SKY sbarcherà sul digitale terrestre. Gratuitamente. Sia nel senso che sarà obbligato a far vedere i suoi programmi senza far pagare, sia che si presenterà all'asta pubblica per avere le frequenze necessarie e potrà averle in affidamento basandosi sulla sua forza economica e la sua capacità di acquisire programmi premium sul mercato.
Come molti di noi paventavano, il passaggio al digitale si chiuderà con il rafforzamento della concentrazione delle frequenze e con un aumento dei processi di omologazione delle tipologie di contenuti disponibili. Sarà sufficiente analizzare la distribuzione del numero dei canali analogici tra soggetti per verificare il primo punto. Dieci anni fa esistevano 7 canali nazionali e 700 Tv locali.
Un'articolazione del panorama che faceva dire, nel mondo, che il livello di concentrazione di 3 canali in un unico soggetto privato rappresentava una anomalia insostenibile. Al termine del passaggio del sistema al digitale esisteranno non può 3 soggetti nazionali come in precedenza (2+1 dovremmo dire in realtà per la dimensione di LA7, bensì 4 soggetti nazionali. La novità è rappresentata proprio dall'arrivo del gruppo di Rupert Murdoch nell'olimpo della televisione terreste. Il punto è che il numero dei canali a disposizione dei 4 soggetti a chiusura del processo di transizione sarà decine di canali con una totale marginalizzazione dell'emittenza locale che rischia la totale emarginazione se non la chiusura.

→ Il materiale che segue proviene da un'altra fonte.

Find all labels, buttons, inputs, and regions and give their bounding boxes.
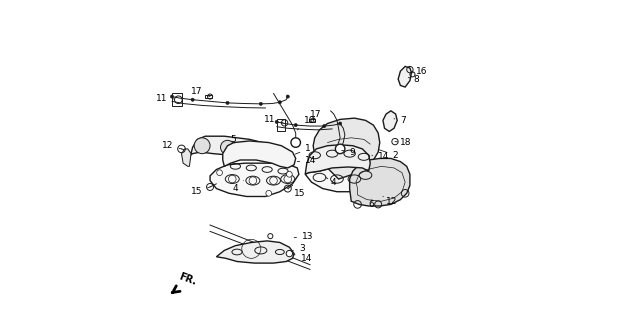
Circle shape <box>220 140 235 154</box>
Polygon shape <box>383 111 397 132</box>
Polygon shape <box>217 241 294 263</box>
Circle shape <box>278 101 281 104</box>
Circle shape <box>286 172 292 177</box>
Text: 5: 5 <box>231 135 236 144</box>
Circle shape <box>217 170 222 176</box>
Text: 9: 9 <box>342 148 355 156</box>
Polygon shape <box>350 158 410 206</box>
Text: 11: 11 <box>264 115 283 124</box>
Polygon shape <box>210 163 299 196</box>
Text: 1: 1 <box>295 144 311 154</box>
Text: 4: 4 <box>326 178 336 187</box>
Polygon shape <box>398 67 412 87</box>
Text: 15: 15 <box>190 187 210 196</box>
Circle shape <box>291 138 300 147</box>
Circle shape <box>275 120 278 124</box>
Circle shape <box>191 98 194 101</box>
Polygon shape <box>313 118 380 179</box>
Circle shape <box>171 95 174 98</box>
Polygon shape <box>223 141 296 168</box>
Text: 12: 12 <box>162 141 181 150</box>
Text: 18: 18 <box>395 138 412 147</box>
Circle shape <box>268 234 273 239</box>
Circle shape <box>339 122 342 125</box>
Text: 14: 14 <box>297 156 316 164</box>
Text: 3: 3 <box>293 244 305 253</box>
Text: 6: 6 <box>369 200 374 209</box>
Circle shape <box>286 251 293 257</box>
Text: 4: 4 <box>233 180 243 193</box>
Text: 7: 7 <box>394 116 406 125</box>
Text: 14: 14 <box>293 254 312 263</box>
Text: 17: 17 <box>310 109 321 118</box>
Text: 11: 11 <box>156 94 174 103</box>
Text: 15: 15 <box>288 188 305 198</box>
Text: 12: 12 <box>383 196 397 206</box>
Text: FR.: FR. <box>178 272 198 288</box>
Circle shape <box>259 102 263 105</box>
Text: 10: 10 <box>297 116 315 130</box>
Polygon shape <box>181 149 191 166</box>
Text: 13: 13 <box>294 232 314 241</box>
Circle shape <box>194 138 210 154</box>
Text: 16: 16 <box>412 67 427 76</box>
Polygon shape <box>189 136 278 160</box>
Circle shape <box>286 95 289 98</box>
Polygon shape <box>305 145 370 174</box>
Circle shape <box>266 190 272 196</box>
Circle shape <box>294 124 297 127</box>
Text: 14: 14 <box>372 152 390 161</box>
Polygon shape <box>305 167 369 192</box>
Circle shape <box>335 144 345 154</box>
Text: 17: 17 <box>190 87 210 97</box>
Circle shape <box>226 101 229 105</box>
Text: 2: 2 <box>379 150 398 160</box>
Circle shape <box>323 124 326 128</box>
Text: 8: 8 <box>408 75 419 84</box>
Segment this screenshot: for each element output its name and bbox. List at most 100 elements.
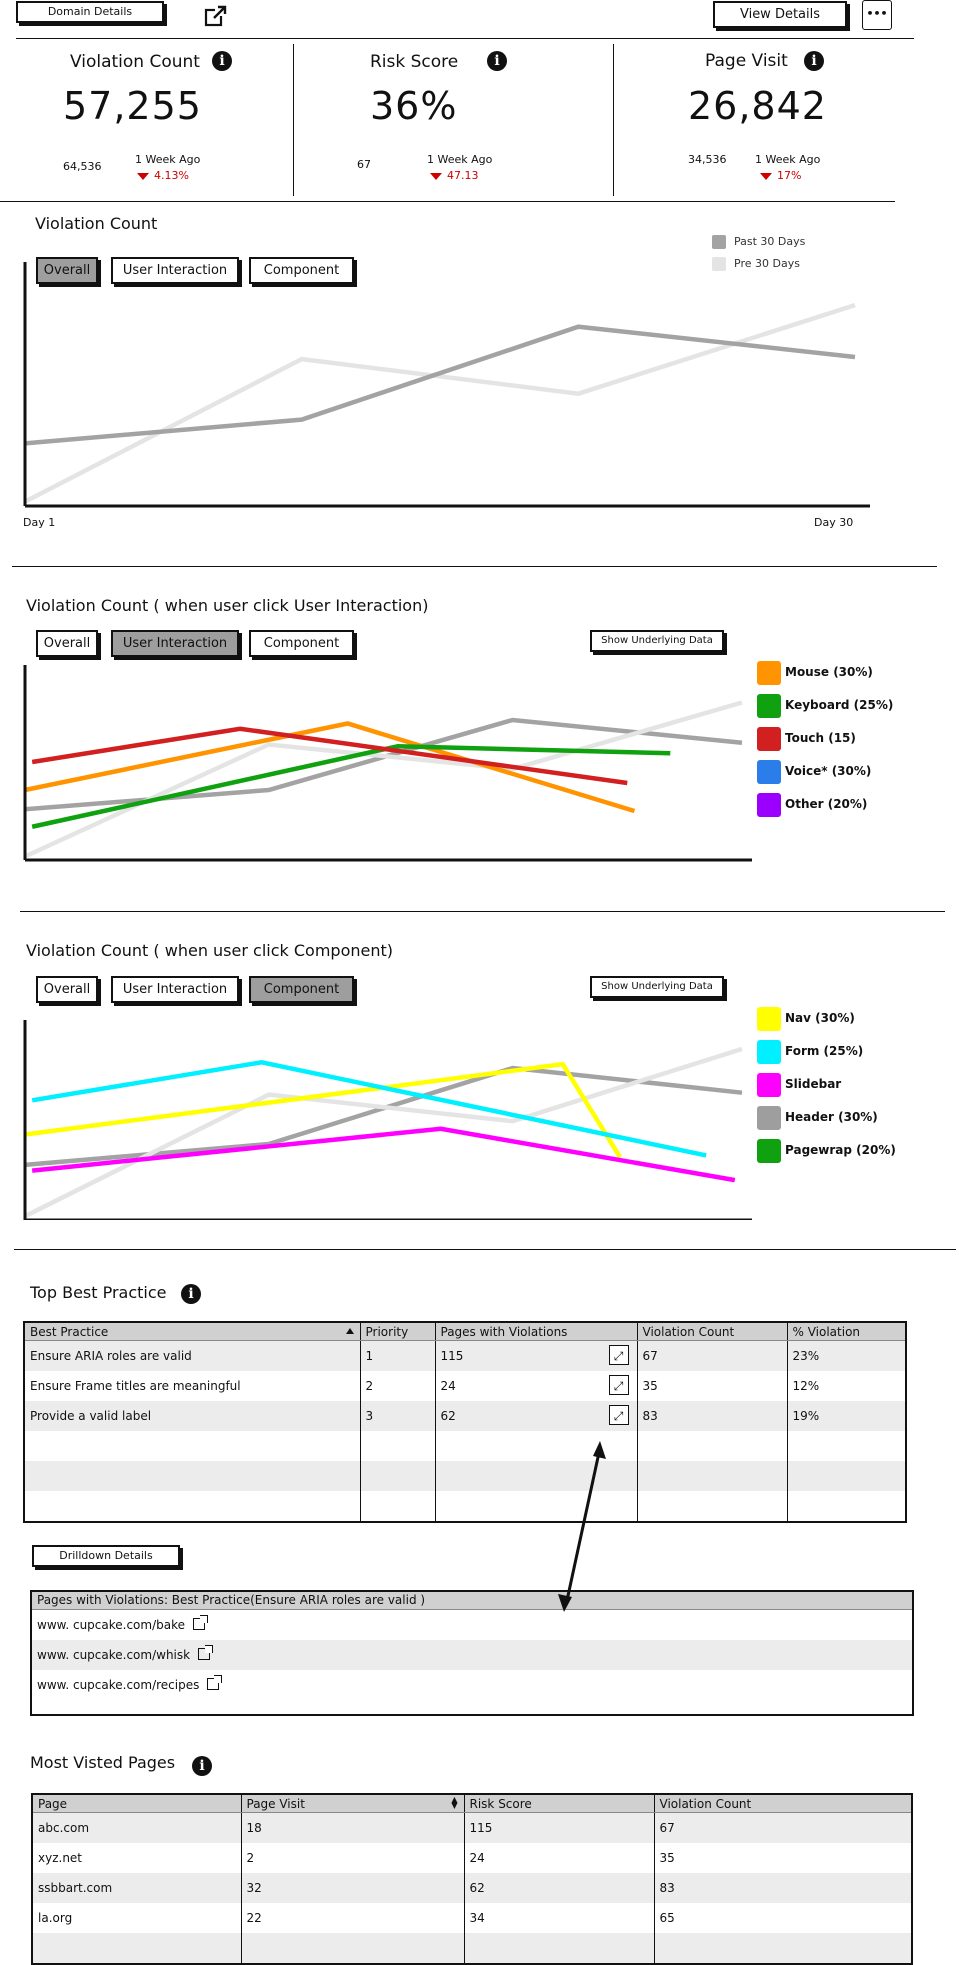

Potevamo utilizzare il passaggio al digitale per aumentare il pluralismo, alla fine sarà aumentata la concentrazione in poche mani della proprietà ei fondamentali canali televisivi a disposizione. Questo punto rimanda al secondo. In pochissimo tempo il modello di televisione si omologa definitivamente a quello commerciale. In questo terreno valgono solo le gestioni dei contenuti premium. Chi gestisce da una parte il Campionato di Calcio, Olimpiadi, Mondiali e Europei, e dall'altro Film, Telefilm e Fiction di prima visione conquista una centralità unica e insostituibile.
Mediaset e Sky si sfidano davanti ai tribunali per la gestione delle frequenze. Il gruppo del Premier stenta a farsi una ragione dell'esistenza di un concorrente industriale sul settore che controlla in termini monopolistici da oltre 25 anni. Non comprende che la difesa del proprio fortino non ha retto e non accetta psicologicamente il nuovo scenario. La RAI sembra non calcolare l'impatto del nuovo scenario in cui la PayTV a prezzi stracciati cambierà definitivamente il modello di consumo televisivo.
Dentro tutta questa trasformazione, c'è spazio anche per un accordo commerciale sui fil del prossimo triennio (i famosi contenuti premium. Il gruppo SKY ha acquistato ad una cifra stratosferica proprio dal gruppo Mediaset oltre 100 titoli per rimpinguare la propria offerta televisiva satellitare che avverrà proprio negli stessi periodi commerciali.
L'omologazione della moltiplicazione dei canali è servita sui nostri telecomandi.